In 2006, Nelson was appointed Chief Content Producer for Legend Films. He is responsible for building and leading the company's creative content, providing continuous commentaries, and developing other premium web-based programming. "I'm very excited. Legend Films is such a great fit for me—talented people who consistently put out a great product. Plus, there are Flaming Hot Cheetos in the lunch room vending machine. That made it an easy choice to join the team," enthused Nelson.
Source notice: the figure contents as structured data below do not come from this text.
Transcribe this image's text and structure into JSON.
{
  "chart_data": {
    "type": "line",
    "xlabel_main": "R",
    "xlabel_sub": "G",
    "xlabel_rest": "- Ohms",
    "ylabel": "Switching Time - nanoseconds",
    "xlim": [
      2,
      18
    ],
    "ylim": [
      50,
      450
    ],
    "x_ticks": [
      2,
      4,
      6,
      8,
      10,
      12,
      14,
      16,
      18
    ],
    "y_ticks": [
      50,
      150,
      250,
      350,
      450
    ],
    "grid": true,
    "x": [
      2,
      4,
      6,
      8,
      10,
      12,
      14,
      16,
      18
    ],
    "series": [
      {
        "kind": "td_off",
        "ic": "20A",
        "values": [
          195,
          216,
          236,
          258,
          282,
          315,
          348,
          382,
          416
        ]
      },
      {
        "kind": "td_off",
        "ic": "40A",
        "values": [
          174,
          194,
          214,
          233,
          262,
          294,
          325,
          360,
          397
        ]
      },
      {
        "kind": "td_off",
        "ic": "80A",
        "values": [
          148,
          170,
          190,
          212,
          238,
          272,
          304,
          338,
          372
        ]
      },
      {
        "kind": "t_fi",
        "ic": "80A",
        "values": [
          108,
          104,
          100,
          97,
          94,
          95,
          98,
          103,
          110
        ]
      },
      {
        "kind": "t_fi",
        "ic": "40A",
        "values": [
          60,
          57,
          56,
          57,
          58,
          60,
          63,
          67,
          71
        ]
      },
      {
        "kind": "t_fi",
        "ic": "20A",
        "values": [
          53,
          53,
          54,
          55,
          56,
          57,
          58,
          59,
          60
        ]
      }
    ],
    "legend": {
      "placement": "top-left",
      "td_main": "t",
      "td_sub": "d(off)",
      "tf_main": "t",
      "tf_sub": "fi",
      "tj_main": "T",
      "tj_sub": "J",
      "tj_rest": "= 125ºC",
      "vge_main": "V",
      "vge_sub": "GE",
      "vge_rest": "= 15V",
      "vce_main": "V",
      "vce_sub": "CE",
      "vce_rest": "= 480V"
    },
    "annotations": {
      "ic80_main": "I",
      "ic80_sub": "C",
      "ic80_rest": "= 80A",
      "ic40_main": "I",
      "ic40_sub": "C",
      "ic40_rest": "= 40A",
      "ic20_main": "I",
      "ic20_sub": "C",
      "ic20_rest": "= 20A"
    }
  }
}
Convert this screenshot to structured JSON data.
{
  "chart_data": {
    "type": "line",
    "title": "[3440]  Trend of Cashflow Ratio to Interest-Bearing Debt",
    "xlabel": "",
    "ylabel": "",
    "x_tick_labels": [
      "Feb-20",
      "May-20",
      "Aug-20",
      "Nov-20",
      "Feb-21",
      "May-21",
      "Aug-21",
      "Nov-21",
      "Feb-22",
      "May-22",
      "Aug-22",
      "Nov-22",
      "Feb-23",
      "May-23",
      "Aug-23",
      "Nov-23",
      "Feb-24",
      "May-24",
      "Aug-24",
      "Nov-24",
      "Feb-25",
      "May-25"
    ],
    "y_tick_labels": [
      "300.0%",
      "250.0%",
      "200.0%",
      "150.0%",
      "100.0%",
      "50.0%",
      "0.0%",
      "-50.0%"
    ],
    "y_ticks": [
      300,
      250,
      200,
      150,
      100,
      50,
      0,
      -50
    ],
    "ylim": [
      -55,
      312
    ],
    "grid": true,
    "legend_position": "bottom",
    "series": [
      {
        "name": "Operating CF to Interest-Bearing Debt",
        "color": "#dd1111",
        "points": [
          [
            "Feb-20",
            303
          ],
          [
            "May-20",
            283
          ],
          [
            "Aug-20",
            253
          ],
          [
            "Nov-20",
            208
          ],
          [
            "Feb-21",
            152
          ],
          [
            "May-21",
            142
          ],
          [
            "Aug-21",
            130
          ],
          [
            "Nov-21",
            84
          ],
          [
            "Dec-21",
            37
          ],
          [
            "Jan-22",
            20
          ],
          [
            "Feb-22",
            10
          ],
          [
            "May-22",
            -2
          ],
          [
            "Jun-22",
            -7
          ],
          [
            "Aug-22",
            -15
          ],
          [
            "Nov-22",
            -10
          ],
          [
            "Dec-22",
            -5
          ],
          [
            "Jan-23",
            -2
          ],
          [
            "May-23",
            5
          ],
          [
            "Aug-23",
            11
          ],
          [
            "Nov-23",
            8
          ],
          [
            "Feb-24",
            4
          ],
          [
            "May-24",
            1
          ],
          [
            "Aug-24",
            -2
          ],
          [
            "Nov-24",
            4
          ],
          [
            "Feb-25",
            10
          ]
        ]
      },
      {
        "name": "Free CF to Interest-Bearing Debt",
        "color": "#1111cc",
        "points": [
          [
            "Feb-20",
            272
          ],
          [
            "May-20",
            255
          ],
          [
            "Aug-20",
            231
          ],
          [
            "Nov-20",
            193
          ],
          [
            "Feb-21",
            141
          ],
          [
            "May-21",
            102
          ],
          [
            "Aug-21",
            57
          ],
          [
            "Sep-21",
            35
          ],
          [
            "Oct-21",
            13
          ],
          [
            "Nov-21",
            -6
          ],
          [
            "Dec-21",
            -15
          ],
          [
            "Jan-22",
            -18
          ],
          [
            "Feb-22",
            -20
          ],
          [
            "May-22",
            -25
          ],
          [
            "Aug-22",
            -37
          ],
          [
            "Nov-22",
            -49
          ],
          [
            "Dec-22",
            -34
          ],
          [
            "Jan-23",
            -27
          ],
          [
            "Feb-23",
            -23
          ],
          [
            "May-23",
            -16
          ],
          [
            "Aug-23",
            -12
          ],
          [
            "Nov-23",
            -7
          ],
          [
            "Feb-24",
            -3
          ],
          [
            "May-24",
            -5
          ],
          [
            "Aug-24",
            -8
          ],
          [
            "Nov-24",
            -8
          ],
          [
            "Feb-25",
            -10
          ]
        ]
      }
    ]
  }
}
One of the projects put together by Nelson and Legend Films was RiffTrax, a website offering the purchase of downloadable audio commentaries once again costarring two former MST3K cast members Kevin Murphy and Bill Corbett. The first commentary made available through the service was for Road House. In a September 2006 interview, Nelson said he felt that Rifftrax may be the closest thing to a reunion of the Mystery Science Theater 3000 team. In 2016, additional MST3K alumni, Joel Hodgson, Trace Beaulieu, Frank Conniff, Mary Jo Pehl, and Bridget Jones Nelson all appeared for a live reunion at the State Theatre in Minneapolis with Nelson, Murphy and Corbett. They were also joined by the newest host, Jonah Ray.

Voice work

In 2013, Nelson agreed to do voiceover work for Armikrog. Nelson voices the lead character, Tommynaut.

Podcasts

Since 2017, he has created, with Conor Lastowka, the podcast 372 Pages We'll Never Get Back, which analyses books of contested quality.

==Personal life==
Nelson has described the role of Christianity in his family as "the very centerpiece of our lives. We're heavily involved in our church, my wife works with youth groups and churches as her profession, and almost every career and life decision I make depends upon it." He studies Christian apologetics and cites William Lane Craig and C.S. Lewis as influences.

Nelson has experienced chronic debilitating headaches for most of his adult life; he wrote a short piece about his experience for The New York Times in 2007.